“Millions saw apple fall, but Newton asked why” - Bernard Baruch
We often notice the most unusual things but never venture further to explore. Wouldn’t you agree? From being highly energetic and mindful, our minds have begun to settle into a very comfortable patterned way of thinking. Due to this, we have lost the ability to question the unknown. We tend to accept and then be satisfied with the obviously stated. When was the last time we asked our customer, ‘why’ or ‘why not’?
As per a survey, plenty of organizations firmly believed that they have a good understanding of their customers’ expectations. The sad truth is that they are woefully disconnected. Most customers feel that their vendors do not fully understand them and more importantly, do not really care about their needs. The ability to probe can not only help bring about clarity in a customers need, it will also bring the implied needs to the surface. We develop our questioning attitude by being curious. This skill can eradicate any preconceived assumptions and help us move from the known to the unknown. Contrary to our fear, questioning can help the customer to self-check their needs, the status quo and redundancies.
Curiosity is a personal quality of being open to observe and then to explore, analyze and learn. Psychologists recognized this as an indissoluble mixture of cognition and motivation. This is the combination that the customers look forward to as our customer universe is a more challenging place today from what we saw in past decade. Studies attribute this to VUCA-environment (volatile, uncertain, complex, and ambiguous) due to which they look out for higher potential even in high performing vendors. Curious minds score high points on potential. More often than not, customers appreciate the expertise but they see potential only in ideators.
Ideas lead to innovation and an innovator is a rain-maker for an organization. Our curiosity can be a sure source of effervescence of ideas therefore. While looking for curious people, our customers may not offer an exception to us. Let us look at some of crosscurrents that impede curiosity in us:
Contentment: A study says that 42% of people never read another book after graduation. This hinders knowledge acquisition and keeps us outmoded. Being curious, new learning may encourage us to try new ways of doing things whereas the status quo in learning may prove counterproductive. Such a psychological block deters learning from varied sources and can cause depleted mental agility and curiosity.
Living in a silo: While we work with our customer, we tend to lock ourselves into an outsider mode and this mindset impairs our ability to gather insights of the customer’s way of doing things. On the other hand, we should be curious to enable the customer by finding and filling gaps of where is customer is and the final goal post. Without being curious how can one find gaps?
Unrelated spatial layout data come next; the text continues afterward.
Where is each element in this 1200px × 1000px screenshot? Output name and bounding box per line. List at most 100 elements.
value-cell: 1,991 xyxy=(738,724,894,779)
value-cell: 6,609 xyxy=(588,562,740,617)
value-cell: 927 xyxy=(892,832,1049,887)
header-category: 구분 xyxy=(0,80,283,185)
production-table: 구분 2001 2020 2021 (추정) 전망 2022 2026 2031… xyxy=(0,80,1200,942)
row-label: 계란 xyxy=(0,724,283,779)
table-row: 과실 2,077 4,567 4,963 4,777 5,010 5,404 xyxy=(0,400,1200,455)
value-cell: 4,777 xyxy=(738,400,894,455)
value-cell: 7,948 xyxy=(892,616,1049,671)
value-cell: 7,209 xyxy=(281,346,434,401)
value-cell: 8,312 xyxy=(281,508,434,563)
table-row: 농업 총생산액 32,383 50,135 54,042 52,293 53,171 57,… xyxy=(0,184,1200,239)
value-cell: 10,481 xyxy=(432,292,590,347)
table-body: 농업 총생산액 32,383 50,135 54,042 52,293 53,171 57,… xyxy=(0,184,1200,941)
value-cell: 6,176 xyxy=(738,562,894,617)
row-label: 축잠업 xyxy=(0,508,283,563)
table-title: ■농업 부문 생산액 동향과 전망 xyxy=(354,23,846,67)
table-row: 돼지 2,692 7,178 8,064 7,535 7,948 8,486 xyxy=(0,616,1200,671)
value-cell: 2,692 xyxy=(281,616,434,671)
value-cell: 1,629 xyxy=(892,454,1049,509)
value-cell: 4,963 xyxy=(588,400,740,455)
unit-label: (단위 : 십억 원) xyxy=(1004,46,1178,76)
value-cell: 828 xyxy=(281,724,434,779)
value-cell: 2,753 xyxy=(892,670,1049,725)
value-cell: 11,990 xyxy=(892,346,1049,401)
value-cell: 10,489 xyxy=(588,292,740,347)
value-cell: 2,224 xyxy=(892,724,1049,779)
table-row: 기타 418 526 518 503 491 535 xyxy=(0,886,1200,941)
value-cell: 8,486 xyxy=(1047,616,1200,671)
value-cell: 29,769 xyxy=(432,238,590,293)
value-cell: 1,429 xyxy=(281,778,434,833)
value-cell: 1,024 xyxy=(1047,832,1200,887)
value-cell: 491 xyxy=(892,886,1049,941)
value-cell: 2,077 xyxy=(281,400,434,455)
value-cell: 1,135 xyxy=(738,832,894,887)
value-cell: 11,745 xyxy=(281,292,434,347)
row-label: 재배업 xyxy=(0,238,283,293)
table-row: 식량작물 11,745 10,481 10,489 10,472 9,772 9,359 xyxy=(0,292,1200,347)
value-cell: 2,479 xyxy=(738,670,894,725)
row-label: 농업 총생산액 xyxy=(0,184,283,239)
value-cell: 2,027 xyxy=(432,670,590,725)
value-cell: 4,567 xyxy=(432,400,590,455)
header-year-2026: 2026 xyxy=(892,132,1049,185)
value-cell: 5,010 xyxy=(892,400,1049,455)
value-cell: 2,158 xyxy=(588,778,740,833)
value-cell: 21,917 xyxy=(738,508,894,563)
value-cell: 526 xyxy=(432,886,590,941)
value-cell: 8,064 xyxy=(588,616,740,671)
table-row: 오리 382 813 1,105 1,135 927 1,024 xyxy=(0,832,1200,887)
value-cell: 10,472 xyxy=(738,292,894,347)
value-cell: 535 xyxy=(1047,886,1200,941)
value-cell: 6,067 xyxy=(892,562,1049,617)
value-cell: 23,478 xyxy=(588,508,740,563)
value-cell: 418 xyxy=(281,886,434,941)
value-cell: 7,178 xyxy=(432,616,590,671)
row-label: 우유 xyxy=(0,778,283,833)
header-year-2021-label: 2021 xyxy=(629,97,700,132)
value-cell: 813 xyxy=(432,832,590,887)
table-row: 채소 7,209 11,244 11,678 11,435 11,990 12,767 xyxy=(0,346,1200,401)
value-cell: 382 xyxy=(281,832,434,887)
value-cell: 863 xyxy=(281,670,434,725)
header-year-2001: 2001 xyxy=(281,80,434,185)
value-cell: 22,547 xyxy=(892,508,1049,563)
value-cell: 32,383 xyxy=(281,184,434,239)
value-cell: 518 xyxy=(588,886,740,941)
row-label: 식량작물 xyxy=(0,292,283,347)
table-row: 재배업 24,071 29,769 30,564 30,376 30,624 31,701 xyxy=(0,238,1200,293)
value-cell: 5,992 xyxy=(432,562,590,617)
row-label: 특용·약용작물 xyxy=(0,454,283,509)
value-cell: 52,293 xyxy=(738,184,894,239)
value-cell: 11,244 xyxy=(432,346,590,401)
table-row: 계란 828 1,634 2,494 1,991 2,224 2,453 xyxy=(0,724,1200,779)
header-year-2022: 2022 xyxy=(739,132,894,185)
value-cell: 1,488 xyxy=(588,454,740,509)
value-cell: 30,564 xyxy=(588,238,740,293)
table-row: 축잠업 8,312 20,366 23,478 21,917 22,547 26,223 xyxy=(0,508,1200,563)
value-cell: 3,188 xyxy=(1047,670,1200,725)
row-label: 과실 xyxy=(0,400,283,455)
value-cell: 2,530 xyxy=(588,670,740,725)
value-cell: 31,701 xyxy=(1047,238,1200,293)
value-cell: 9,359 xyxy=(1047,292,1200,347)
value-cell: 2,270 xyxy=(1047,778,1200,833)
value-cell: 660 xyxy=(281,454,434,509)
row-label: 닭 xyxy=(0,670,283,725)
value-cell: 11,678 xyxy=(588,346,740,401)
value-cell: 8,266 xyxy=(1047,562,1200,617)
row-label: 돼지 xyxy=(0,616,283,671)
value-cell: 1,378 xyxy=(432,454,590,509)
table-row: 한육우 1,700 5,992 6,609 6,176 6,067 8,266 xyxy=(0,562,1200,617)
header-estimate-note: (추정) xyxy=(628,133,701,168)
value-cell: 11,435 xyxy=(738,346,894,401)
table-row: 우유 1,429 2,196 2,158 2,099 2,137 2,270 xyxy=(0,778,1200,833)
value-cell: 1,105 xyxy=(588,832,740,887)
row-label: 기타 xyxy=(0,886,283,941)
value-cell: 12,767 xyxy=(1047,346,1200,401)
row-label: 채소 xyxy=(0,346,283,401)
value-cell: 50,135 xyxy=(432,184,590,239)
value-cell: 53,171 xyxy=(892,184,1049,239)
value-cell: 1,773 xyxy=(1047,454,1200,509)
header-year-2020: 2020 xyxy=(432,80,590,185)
Risk Aversion: It is possible that we may have the fear of the unknown. This fear oftentimes reinforces our inability to move past the status quo and in turn our ability to create value is stunted. In the grip of this fear, people prefer to settle with traditional ways or safe methods of doing things which does not lead to being curious and lead to depleted new thinking and innovation. Thus, customer may not see value in it.
Obsessive Subservience: Some prefer to be process-subservient and policy-directed and therefore lack instincts to question - first step of being curious. Being human-designed, processes over a period of time cannot remain fault-free. With changing times, even the context changes making process context-insensitive. On the contrary, customers expect us to make them aware of the changes well in advance to remain competitive. Curious minds tap these changes well ahead of time and help the customer to take advantage of this information.
Albert Einstein said, “I have no special talents. I am only passionately curious”. Thankfully, one can develop this compelling skill of curiosity by:
Self-evaluation: Often, we need to ask ourselves, “When did I last probe my customer?” Probing leads to new questions and can trigger a zeal in us to do something more worthwhile. Our customer will appreciate our well-intended zest and value our presence.
Being empathic to our customer: Empathy starts with understanding. Be curious to gain as much knowledge as possible about our customer’s ecosystem. This will help us to appreciate the customer’s perception and see things from their view. We will soon start working on cures and prophylaxes for the customer’s pains leaving scope for them to appreciate our presence.
Flexing our minds: Automating the mind to start with asking basic curiosity questions Why, When, Who, What, Where and How in every customer instance. These questions make one curious and develop diverse taste and interest. This creates an urge to learn (and unlearn) more. Such a learning can be applied to derive customer benefit.
Being bold to question the ‘As-Is’: Let’s remember that change is constant. Whereas only the curious mind has something to find. View at all possible things with an aim to mitigate redundancy. Develop skill to be assertive, communicate pleasantly and convince the customer that there is a need for change. A lifelong-learning habit enriches the knowledge to identify innovative solutions and solve problems paving way for our customer to perceive us as retainable resources.
Measuring our CQ: We can create a set of 15 or 20 questions on which we may want to assess ourselves periodically. There are many researchers from Harvard who share information on this topic in social media. This will help us to be relevant by being curious.
Einstein said, “Never lose a holy curiosity.” It is the time we took a call, whether to hide from a whining customer or to relish a treat of wine from the customer. When the curious-you innovates something for the customer making him succeed in his pursuits he will reciprocate to prove, as they say, success breeds success.